During World War I Kodály, together with Bartók, worked in the music section of the press department of the Austro-Hungarian War Ministry in Budapest. In 1919 the government of the Hungarian Soviet Republic appointed him vice-president of the academy, renamed the Higher School of Musical Art; after the Horthy regime was established he was forced to interrupt his teaching activity until 1921.
In 1942 he retired with the title of honorary professor, and at the very end of World War II he became president of the Hungarian Arts Council. He was honorary president of ISME and received awards from the Hungarian People’s Republic for his achievements in musical art. In 1966 a string quartet was formed and named in his honor.

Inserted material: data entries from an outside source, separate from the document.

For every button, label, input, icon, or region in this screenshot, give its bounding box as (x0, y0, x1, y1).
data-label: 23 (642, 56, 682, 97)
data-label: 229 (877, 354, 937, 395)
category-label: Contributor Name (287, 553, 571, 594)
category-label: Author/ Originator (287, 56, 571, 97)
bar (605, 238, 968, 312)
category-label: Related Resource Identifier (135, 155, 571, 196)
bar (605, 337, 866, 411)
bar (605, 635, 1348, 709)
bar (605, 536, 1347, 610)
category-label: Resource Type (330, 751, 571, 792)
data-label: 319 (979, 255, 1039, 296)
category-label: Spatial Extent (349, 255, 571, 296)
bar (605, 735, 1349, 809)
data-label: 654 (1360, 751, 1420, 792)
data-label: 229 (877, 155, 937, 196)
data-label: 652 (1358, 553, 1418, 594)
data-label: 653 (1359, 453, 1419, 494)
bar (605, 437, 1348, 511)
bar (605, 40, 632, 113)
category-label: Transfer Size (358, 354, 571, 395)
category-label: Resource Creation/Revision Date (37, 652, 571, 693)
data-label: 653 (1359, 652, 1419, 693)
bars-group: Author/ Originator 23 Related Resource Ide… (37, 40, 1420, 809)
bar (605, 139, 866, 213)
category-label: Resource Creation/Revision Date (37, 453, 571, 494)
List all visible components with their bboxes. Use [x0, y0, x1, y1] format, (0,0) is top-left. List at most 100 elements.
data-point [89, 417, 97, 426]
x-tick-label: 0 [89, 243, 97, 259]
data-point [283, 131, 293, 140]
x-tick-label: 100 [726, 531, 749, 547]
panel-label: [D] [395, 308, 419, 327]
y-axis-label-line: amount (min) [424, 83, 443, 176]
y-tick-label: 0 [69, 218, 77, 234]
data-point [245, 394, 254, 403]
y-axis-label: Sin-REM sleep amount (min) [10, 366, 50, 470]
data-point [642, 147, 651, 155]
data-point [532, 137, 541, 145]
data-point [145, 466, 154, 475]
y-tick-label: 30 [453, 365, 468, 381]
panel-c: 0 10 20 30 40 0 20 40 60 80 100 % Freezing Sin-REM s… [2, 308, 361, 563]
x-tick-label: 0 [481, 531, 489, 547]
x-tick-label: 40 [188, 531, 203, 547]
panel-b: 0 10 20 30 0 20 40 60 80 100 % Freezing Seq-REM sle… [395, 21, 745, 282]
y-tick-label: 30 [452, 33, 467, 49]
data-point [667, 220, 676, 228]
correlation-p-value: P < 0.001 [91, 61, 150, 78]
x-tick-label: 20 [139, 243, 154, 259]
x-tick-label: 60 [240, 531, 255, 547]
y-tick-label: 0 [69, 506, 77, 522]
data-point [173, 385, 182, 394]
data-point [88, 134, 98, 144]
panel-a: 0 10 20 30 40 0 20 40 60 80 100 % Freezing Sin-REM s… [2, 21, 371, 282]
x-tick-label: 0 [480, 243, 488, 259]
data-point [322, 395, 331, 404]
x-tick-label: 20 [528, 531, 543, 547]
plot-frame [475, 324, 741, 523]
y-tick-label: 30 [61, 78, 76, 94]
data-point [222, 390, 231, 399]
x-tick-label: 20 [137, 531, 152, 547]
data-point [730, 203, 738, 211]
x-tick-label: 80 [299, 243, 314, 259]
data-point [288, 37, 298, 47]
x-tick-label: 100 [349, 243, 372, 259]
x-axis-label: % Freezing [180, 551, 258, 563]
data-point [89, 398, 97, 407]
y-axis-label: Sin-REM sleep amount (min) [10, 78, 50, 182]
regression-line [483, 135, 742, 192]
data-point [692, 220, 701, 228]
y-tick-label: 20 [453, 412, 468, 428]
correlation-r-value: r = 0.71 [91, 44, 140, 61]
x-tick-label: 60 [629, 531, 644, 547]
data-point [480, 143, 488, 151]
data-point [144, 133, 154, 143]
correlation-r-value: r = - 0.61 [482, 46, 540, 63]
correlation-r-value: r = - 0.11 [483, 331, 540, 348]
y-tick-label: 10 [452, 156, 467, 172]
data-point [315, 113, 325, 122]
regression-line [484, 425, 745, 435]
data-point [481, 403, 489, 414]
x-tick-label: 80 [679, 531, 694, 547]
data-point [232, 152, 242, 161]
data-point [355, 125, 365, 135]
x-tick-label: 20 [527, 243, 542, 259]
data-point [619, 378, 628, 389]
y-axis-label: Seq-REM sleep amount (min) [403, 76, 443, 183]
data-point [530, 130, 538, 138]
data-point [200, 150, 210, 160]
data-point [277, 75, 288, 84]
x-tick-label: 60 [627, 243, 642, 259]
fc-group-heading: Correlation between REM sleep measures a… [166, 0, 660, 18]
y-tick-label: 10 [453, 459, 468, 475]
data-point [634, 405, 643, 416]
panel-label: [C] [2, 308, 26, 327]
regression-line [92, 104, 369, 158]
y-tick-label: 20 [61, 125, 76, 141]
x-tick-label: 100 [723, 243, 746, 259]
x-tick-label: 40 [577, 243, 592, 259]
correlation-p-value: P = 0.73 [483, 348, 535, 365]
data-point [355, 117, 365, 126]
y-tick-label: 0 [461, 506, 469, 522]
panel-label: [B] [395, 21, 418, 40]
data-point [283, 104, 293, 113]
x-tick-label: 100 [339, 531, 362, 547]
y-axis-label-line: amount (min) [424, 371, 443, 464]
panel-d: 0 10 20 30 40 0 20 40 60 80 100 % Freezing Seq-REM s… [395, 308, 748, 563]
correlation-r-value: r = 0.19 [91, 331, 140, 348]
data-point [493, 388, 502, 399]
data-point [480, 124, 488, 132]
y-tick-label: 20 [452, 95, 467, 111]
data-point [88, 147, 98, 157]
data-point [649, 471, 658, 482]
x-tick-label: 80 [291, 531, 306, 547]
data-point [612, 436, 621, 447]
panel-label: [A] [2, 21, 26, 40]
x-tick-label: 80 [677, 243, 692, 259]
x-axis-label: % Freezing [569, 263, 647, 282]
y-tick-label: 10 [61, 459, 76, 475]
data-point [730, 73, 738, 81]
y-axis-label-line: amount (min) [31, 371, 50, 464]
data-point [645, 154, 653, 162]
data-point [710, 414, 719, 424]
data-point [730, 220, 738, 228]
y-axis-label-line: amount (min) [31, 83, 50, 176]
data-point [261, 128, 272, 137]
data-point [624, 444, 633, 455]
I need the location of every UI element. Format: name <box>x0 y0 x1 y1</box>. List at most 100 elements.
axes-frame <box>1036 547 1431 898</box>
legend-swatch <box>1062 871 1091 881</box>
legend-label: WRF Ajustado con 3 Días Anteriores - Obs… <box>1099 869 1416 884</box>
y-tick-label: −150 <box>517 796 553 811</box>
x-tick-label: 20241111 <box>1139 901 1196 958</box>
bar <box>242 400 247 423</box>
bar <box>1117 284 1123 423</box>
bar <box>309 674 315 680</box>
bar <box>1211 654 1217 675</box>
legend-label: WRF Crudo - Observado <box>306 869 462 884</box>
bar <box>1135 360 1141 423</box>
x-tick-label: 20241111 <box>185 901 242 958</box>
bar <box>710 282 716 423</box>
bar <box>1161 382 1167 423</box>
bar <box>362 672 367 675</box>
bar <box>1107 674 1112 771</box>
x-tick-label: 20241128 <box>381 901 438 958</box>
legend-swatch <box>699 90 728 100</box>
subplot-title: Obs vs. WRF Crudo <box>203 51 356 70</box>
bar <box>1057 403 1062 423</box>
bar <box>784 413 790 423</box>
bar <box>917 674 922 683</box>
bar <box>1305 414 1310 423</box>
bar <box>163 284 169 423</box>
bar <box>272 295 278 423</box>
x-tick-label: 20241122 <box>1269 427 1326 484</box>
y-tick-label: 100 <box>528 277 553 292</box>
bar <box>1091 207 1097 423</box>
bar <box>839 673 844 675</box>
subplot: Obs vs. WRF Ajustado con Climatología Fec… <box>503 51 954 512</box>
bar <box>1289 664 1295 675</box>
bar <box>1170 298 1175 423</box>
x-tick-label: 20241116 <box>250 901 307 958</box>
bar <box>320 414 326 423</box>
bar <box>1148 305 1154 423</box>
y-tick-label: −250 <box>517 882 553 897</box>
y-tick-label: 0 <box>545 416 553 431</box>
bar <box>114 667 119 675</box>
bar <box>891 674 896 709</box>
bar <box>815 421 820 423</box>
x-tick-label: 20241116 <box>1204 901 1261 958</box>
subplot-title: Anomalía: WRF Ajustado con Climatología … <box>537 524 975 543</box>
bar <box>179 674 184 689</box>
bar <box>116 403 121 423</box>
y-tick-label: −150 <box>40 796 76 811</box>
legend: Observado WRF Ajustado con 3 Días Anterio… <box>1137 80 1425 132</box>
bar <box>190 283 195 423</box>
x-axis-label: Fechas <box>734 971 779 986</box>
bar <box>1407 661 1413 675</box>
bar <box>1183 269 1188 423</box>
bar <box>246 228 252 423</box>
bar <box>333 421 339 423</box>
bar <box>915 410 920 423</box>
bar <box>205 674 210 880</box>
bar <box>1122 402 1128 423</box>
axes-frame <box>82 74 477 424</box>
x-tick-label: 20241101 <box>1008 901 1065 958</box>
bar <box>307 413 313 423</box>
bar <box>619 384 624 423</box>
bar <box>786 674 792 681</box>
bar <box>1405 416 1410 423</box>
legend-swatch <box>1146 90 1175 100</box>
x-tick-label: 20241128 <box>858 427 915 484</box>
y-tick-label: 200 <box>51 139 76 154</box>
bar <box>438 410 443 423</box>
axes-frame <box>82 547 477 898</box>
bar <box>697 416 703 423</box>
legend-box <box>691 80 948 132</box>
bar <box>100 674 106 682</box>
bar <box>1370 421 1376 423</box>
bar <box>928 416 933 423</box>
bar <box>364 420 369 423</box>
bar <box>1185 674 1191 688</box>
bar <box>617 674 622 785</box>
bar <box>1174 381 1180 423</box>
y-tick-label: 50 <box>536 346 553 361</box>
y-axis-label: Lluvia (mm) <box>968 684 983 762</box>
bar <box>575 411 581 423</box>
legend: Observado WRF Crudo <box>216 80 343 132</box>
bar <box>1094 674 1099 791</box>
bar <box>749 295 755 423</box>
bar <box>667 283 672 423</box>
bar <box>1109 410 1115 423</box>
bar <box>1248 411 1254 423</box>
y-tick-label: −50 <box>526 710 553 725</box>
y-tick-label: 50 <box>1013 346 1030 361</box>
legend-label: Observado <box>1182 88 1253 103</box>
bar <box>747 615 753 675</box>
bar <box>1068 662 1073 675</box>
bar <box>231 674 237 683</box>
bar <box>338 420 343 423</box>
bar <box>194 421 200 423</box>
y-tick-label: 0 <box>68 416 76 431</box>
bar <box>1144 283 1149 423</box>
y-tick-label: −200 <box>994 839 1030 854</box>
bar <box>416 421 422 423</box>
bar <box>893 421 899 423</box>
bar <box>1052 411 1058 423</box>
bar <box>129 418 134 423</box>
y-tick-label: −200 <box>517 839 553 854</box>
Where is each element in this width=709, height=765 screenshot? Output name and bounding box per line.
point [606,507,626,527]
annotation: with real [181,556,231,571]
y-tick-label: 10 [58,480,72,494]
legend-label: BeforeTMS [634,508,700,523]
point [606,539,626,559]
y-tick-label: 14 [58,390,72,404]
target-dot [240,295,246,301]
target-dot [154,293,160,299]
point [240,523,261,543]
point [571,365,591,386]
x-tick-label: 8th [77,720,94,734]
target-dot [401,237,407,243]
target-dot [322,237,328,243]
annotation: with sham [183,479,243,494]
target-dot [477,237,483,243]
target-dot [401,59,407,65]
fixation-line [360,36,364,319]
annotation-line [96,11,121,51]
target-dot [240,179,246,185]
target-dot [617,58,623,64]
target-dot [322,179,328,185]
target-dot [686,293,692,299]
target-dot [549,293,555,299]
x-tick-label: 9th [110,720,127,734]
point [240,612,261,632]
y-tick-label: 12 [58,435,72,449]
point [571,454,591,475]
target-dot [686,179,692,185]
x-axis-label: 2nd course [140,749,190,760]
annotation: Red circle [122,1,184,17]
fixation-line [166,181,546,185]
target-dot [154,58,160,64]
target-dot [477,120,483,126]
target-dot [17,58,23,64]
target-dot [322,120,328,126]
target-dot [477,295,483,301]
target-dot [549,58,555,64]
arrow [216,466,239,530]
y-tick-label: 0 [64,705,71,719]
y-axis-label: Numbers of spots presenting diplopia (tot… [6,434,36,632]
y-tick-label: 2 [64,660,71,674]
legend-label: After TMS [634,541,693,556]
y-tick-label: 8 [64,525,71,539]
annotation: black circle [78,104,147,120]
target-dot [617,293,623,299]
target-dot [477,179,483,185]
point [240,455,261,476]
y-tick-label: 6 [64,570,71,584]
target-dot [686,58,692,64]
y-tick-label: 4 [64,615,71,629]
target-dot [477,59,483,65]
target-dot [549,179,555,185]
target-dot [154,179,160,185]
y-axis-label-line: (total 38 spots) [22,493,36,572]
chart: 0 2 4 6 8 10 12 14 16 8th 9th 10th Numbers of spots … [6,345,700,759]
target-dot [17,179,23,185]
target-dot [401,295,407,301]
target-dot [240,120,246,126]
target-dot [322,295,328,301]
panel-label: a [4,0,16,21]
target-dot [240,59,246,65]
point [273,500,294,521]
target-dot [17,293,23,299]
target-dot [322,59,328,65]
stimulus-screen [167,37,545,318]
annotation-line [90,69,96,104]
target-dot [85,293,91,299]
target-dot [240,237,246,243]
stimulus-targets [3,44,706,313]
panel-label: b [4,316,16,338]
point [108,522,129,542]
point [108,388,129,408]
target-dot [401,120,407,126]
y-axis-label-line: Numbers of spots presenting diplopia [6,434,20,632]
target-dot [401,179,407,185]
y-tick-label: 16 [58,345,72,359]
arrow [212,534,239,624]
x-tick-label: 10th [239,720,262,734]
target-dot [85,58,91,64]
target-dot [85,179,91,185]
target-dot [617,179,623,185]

Among Kodály’s notable works are the choral-orchestral Psalmus Hungaricus (1923) and Budavári Te Deum (1936). His orchestral music includes the suite from the opera Háry János (1927), Dances of Galánta (1933), Variations on the Hungarian Folk Song “Peacock” (1937), and Concerto for Orchestra (1940). His chamber and instrumental output includes early pieces such as Lyric Romances for violin and cello (1898) and Adagio for cello, violin, and double bass (1910), as well as a Cello Sonata and Piano Sonata (Op. 4), Solo Cello Sonata (Op. 8), Sonatina for cello and piano, Duo for cello and violin (Op. 7), String Quartets Nos. 1 (Op. 2) and 2 (Op. 10), and piano cycles including 9 Pieces (Op. 3) and 7 Pieces (Op. 11).
Kodály’s name also appears in broader cultural contexts: a reference is made to a gesture-language “sequence of Zoltán Kodály” developed for teaching deaf and mute children music, mentioned in the science-fiction film Close Encounters of the Third Kind.